Certainly not the typical looking synagogue, that’s for sure. Before 1900, few Jews lived in Connecticut. During the Colonial era, Congregationalism reigned, and the state’s constitution did not explicitly grant Jews the right to organize into religious societies until 1843. By the mid 1800’s, Jewish immigrants from Germany and Austria-Hungary began arriving in Middletown in small numbers, followed by a large influx from Eastern Europe at the end of the century.

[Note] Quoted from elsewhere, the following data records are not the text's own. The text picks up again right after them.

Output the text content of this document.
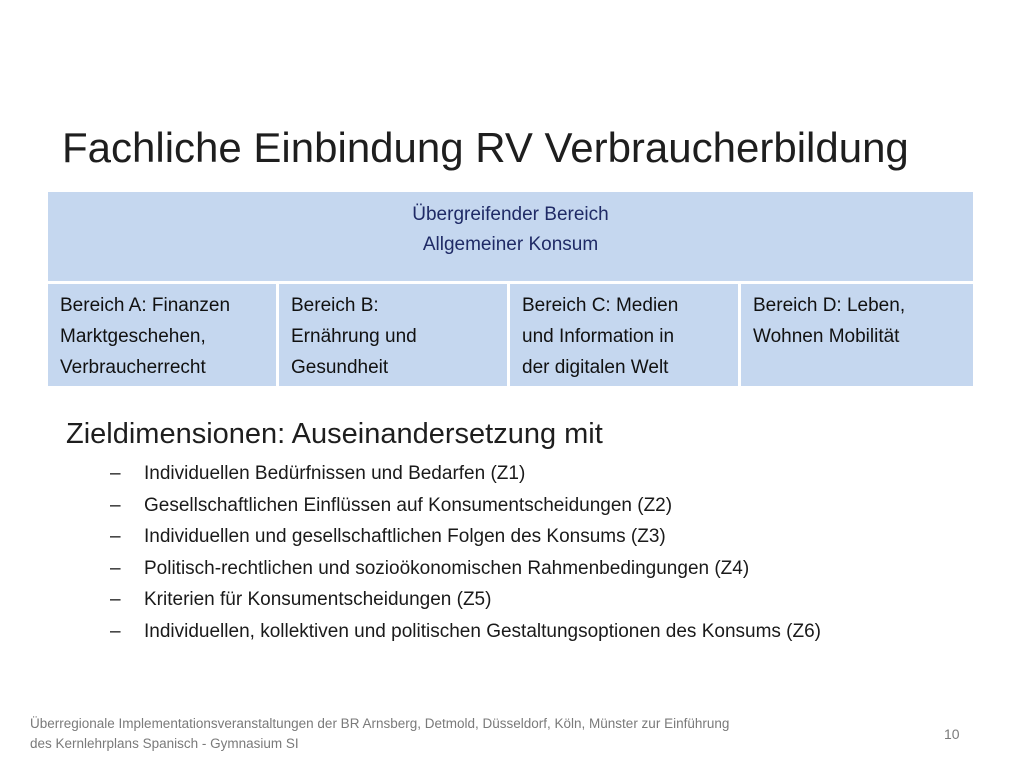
Fachliche Einbindung RV Verbraucherbildung
Übergreifender Bereich
Allgemeiner Konsum
Bereich A: Finanzen
Marktgeschehen,
Verbraucherrecht
Bereich B:
Ernährung und
Gesundheit
Bereich C: Medien
und Information in
der digitalen Welt
Bereich D: Leben,
Wohnen Mobilität
Zieldimensionen: Auseinandersetzung mit
– Individuellen Bedürfnissen und Bedarfen (Z1)
– Gesellschaftlichen Einflüssen auf Konsumentscheidungen (Z2)
– Individuellen und gesellschaftlichen Folgen des Konsums (Z3)
– Politisch-rechtlichen und sozioökonomischen Rahmenbedingungen (Z4)
– Kriterien für Konsumentscheidungen (Z5)
– Individuellen, kollektiven und politischen Gestaltungsoptionen des Konsums (Z6)
Überregionale Implementationsveranstaltungen der BR Arnsberg, Detmold, Düsseldorf, Köln, Münster zur Einführung
des Kernlehrplans Spanisch - Gymnasium SI
10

Some of those first Eastern Europeans settled across the river in Portland, attracted to the work available at the town’s Eastern Tinware Company, which actively recruited workers as they arrived at Ellis Island. The first synagogue was in Portland, but soon Middletown’s thriving economy lured most of them back across the river. By 1905, a vibrant community of 80 families developed in the South End, where Jewish-owned groceries, bakeries, and dry-goods stores dotted the streets.
These Jews had to worship in private homes until in 1905 when the General Assembly approved the incorporation of Congregation Adath Israel. This building was built in 1929.
And, as mentioned, it houses a museum!